In total, around 1,200 migrants “began, around 07:25 (06:25 GMT), to cross the fence (…) throwing stones and using hooks and sticks once morest the” Spanish security forces, “following having outflanked the forces Moroccan security,” said the prefecture of Melilla. According to the prefect, Sabrina Moh Abdelkader, 380 managed to enter.
On the Moroccan side, the situation was calm overnight from Thursday to Friday in the small town of Beni Ansar, which adjoins the Spanish enclave of Melilla, AFP journalists noted. No presence of migrants was noticed on the 15 km road along the border fence bristling with barbed wire, nor in the center of Beni Ansar.
“They usually move away into the forests of the surrounding hills,” a member of the local branch of the Moroccan Association for Human Rights (AMDH) told AFP.
“Aggressiveness”
This new arrival comes the day following an attempt to cross regarding 2,500 African migrants, the most massive ever recorded in this enclave, according to the authorities. 491 succeeded and were still Thursday in the enclave, in a center for migrants.
In two days, more than 800 migrants have therefore managed to enter this enclave, compared to 1,092 in 2021.
“The aggressiveness that we witnessed, yesterday as today (…) had not been observed on other occasions”, denounced the prefect whose services announced the arrival Thursday of a hundred reinforcement police.
“It is a very worrying fact. It has been months since this type of arrival happened, and when there were attempts, they were repelled, in collaboration with the Moroccan authorities, without reaching this level. of seriousness”, worried for his part the Spanish Minister of Foreign Affairs, José Manuel Albares.
In Rabat, the spokesman for the Moroccan government assured for his part that his country was doing “a colossal job to monitor its borders”. According to the authorities, 27 members of the Spanish security forces were injured on Wednesday and 23 on Thursday, as were 20 migrants on Wednesday and 32 on Thursday.
The Moroccan Association for Human Rights reported on Wednesday regarding thirty injured migrants, three or four of them seriously, who were hospitalized. “Around 250 migrants who were turned back from Melilla this morning were transferred by bus to the Arkmane (detention) centre. It is likely that they returned following their failed attempt yesterday,” an activist from the AMDH.
EU land border
Melilla and Ceuta, nearly 400 kilometers further west, are the EU’s only land borders on the African continent and are regularly subject to attempted entry by migrants seeking to reach Europe .
In Melilla, the border between Morocco and Spain is materialized by a triple mesh fence with a length of regarding 12 km. Like that of Ceuta, it is equipped with cameras and watchtowers.
These massive influxes of migrants into the enclave come less than a year following that, in mid-May 2021 in Ceuta, of more than 10,000 migrants, the vast majority of them Moroccans.
Thanks to a relaxation of border controls on the Moroccan side, they had then entered by swimming by the sea or at the level of the dyke marking the border in the Mediterranean.
This crisis took place in a context of major diplomatic quarrel between Madrid and Rabat, caused by the reception in Spain, to be treated there for Covid, of the leader of the Sahrawi separatists of the Polisario Front, Brahim Ghali, sworn enemy of the Moroccan authorities.

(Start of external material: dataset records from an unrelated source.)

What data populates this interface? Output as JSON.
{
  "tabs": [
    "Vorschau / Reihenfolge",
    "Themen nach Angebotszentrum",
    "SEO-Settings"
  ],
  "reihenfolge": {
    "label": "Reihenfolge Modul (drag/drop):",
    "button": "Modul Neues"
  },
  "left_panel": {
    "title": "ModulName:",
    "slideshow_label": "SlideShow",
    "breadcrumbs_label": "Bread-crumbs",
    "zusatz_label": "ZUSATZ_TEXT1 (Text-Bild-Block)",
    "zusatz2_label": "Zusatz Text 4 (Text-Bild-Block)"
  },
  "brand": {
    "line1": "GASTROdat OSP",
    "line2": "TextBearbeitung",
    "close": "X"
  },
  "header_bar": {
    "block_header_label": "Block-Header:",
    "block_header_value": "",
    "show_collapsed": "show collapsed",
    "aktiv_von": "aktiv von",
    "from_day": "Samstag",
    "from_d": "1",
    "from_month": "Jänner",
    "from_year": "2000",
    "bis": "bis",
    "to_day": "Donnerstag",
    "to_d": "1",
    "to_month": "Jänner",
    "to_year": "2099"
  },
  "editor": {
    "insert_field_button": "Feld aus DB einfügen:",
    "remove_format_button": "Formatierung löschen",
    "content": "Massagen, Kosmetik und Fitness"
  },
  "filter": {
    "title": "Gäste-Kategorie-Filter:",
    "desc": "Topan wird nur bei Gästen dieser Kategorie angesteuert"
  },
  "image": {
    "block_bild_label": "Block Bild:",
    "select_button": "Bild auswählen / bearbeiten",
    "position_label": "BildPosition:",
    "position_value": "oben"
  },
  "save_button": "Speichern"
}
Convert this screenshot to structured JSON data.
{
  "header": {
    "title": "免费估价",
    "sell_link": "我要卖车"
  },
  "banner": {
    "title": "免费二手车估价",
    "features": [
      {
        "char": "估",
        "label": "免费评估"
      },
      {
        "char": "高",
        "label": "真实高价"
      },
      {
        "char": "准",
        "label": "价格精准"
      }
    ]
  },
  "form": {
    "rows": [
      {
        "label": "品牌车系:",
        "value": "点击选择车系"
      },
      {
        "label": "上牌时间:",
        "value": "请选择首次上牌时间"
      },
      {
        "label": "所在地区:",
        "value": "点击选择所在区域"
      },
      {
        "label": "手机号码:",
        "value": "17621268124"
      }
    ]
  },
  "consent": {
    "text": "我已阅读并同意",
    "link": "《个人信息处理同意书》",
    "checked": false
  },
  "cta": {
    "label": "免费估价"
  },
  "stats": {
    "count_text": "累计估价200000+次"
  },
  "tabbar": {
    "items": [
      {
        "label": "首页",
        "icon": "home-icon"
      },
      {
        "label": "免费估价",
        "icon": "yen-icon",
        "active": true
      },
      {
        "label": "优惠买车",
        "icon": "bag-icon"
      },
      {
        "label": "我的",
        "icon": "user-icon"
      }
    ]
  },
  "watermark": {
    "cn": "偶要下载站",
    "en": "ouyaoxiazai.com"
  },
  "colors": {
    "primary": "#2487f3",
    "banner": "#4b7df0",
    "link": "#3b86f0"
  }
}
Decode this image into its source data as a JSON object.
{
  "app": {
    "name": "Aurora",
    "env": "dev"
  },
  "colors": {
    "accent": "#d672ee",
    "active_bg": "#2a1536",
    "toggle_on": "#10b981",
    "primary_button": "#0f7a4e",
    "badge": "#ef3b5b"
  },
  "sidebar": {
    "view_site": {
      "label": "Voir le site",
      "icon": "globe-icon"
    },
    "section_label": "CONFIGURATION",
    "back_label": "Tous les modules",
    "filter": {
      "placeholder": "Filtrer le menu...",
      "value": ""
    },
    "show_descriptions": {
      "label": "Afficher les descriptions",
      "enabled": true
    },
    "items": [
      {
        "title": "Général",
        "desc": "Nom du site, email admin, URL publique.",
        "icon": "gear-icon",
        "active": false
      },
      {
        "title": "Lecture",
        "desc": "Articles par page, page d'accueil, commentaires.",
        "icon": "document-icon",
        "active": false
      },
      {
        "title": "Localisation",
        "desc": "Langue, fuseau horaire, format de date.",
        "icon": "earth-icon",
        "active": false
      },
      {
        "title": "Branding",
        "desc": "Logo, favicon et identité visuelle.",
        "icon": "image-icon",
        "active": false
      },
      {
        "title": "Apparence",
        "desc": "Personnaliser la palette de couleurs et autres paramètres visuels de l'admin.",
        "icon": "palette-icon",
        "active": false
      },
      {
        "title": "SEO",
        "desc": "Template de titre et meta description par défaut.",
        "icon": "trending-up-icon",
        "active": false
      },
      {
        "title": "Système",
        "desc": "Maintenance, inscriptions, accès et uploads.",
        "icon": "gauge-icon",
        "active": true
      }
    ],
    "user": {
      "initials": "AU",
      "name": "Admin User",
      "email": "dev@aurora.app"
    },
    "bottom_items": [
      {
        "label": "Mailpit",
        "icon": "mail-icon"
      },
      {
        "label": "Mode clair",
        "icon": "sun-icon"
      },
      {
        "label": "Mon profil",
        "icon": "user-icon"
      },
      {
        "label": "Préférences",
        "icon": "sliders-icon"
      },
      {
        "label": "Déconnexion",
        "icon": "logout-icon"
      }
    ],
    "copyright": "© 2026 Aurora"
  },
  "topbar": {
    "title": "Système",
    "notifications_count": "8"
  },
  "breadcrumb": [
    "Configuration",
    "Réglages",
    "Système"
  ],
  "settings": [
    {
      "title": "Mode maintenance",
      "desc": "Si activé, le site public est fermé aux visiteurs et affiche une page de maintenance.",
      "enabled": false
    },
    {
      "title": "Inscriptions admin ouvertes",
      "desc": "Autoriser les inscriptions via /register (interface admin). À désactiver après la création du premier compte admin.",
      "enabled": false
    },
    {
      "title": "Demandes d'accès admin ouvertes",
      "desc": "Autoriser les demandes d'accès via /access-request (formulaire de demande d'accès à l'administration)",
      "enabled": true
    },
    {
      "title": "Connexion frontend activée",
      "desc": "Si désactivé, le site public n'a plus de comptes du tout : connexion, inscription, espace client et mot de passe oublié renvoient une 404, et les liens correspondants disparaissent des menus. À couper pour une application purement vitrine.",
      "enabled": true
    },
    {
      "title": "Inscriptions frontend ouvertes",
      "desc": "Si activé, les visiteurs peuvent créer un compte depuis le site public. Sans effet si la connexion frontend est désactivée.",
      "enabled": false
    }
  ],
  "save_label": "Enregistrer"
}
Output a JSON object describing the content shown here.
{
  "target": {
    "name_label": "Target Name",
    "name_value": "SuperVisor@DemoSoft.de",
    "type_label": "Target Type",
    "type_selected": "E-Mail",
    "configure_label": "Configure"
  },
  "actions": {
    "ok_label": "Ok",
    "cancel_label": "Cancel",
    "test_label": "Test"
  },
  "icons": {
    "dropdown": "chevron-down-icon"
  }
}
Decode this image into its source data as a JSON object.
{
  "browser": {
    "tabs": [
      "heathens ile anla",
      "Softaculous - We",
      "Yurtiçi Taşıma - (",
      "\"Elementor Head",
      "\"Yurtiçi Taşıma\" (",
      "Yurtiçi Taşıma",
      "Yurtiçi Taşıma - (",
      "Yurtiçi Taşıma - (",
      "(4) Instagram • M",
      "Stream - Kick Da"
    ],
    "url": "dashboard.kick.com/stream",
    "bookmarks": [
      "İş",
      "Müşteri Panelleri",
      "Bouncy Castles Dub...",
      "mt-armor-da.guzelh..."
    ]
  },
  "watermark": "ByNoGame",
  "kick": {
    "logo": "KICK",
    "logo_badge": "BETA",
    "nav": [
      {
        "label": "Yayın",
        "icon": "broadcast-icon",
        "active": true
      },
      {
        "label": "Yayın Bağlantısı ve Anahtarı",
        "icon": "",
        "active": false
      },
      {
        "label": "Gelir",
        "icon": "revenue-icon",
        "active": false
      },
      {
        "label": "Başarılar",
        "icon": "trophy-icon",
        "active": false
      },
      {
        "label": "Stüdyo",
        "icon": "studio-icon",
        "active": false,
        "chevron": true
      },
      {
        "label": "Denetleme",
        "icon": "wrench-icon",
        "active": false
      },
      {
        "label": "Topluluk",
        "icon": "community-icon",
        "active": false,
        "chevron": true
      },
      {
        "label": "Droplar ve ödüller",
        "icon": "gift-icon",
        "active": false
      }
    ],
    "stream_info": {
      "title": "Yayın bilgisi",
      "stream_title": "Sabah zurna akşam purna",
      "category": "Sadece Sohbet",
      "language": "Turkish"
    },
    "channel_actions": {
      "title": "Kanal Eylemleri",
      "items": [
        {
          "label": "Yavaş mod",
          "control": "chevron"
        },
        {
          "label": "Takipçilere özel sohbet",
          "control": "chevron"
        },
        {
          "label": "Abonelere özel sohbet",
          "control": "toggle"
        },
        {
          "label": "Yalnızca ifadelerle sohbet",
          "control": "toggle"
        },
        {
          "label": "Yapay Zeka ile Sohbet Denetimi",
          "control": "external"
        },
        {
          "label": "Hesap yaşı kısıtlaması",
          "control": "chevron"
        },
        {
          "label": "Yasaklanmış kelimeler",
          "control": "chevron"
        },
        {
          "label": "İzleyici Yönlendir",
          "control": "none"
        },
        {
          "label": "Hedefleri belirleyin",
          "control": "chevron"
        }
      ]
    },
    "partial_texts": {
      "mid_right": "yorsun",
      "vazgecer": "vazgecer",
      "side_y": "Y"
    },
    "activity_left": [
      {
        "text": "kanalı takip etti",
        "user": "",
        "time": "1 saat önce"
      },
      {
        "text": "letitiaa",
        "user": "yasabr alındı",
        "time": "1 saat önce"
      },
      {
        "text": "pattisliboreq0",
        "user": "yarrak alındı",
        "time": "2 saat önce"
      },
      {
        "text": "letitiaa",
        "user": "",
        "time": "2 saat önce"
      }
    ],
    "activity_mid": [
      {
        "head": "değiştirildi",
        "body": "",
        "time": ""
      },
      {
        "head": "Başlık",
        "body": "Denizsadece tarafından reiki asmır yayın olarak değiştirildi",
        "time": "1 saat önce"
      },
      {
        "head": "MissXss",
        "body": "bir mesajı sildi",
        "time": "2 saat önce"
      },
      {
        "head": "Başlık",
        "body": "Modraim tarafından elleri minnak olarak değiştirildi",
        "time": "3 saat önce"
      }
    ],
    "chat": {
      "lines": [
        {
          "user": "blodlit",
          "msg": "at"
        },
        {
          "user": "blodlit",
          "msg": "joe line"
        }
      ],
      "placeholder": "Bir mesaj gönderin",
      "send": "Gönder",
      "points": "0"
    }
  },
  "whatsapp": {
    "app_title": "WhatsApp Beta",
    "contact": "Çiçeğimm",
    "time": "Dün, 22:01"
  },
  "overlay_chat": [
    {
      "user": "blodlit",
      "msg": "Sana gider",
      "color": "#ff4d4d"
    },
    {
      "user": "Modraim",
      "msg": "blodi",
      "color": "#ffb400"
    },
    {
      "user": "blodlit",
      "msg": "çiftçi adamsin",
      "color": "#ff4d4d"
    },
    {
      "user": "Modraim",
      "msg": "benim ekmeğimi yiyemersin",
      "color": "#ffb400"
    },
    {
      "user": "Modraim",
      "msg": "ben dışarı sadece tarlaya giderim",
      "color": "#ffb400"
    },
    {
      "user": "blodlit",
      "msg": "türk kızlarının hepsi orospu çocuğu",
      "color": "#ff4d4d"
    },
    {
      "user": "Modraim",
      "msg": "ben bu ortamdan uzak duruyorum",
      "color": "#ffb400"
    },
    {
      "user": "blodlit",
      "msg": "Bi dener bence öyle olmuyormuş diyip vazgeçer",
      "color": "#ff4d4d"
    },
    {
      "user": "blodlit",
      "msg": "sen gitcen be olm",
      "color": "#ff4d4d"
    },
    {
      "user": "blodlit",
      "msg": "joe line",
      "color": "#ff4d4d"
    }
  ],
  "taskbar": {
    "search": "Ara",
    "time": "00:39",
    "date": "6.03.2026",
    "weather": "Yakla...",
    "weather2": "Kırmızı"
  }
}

While tensions have since eased, they have not ended.
The recent conversation between Spanish Prime Minister Pedro Sanchez and Mr. Ghali, on the sidelines of an EU-African Union summit in Brussels, made Rabat cringe, according to the media close to the government.
“By meeting in Brussels with the leader of the separatists (…), Pedro Sanchez provides proof that the Kingdom of Morocco was right not to believe in the fine words of Spanish officials”, wrote the Moroccan site in particular. information Le360. Recalled for consultations during the Ceuta crisis, Morocco’s ambassador to Spain has still not returned to Madrid.
Spain has exercised its sovereignty over Ceuta since 1580 and over Melilla since 1496. Morocco considers them an integral part of its territory. Located 150 km from Algeria, Melilla (12.5 km2) has a population of nearly 87,000 inhabitants.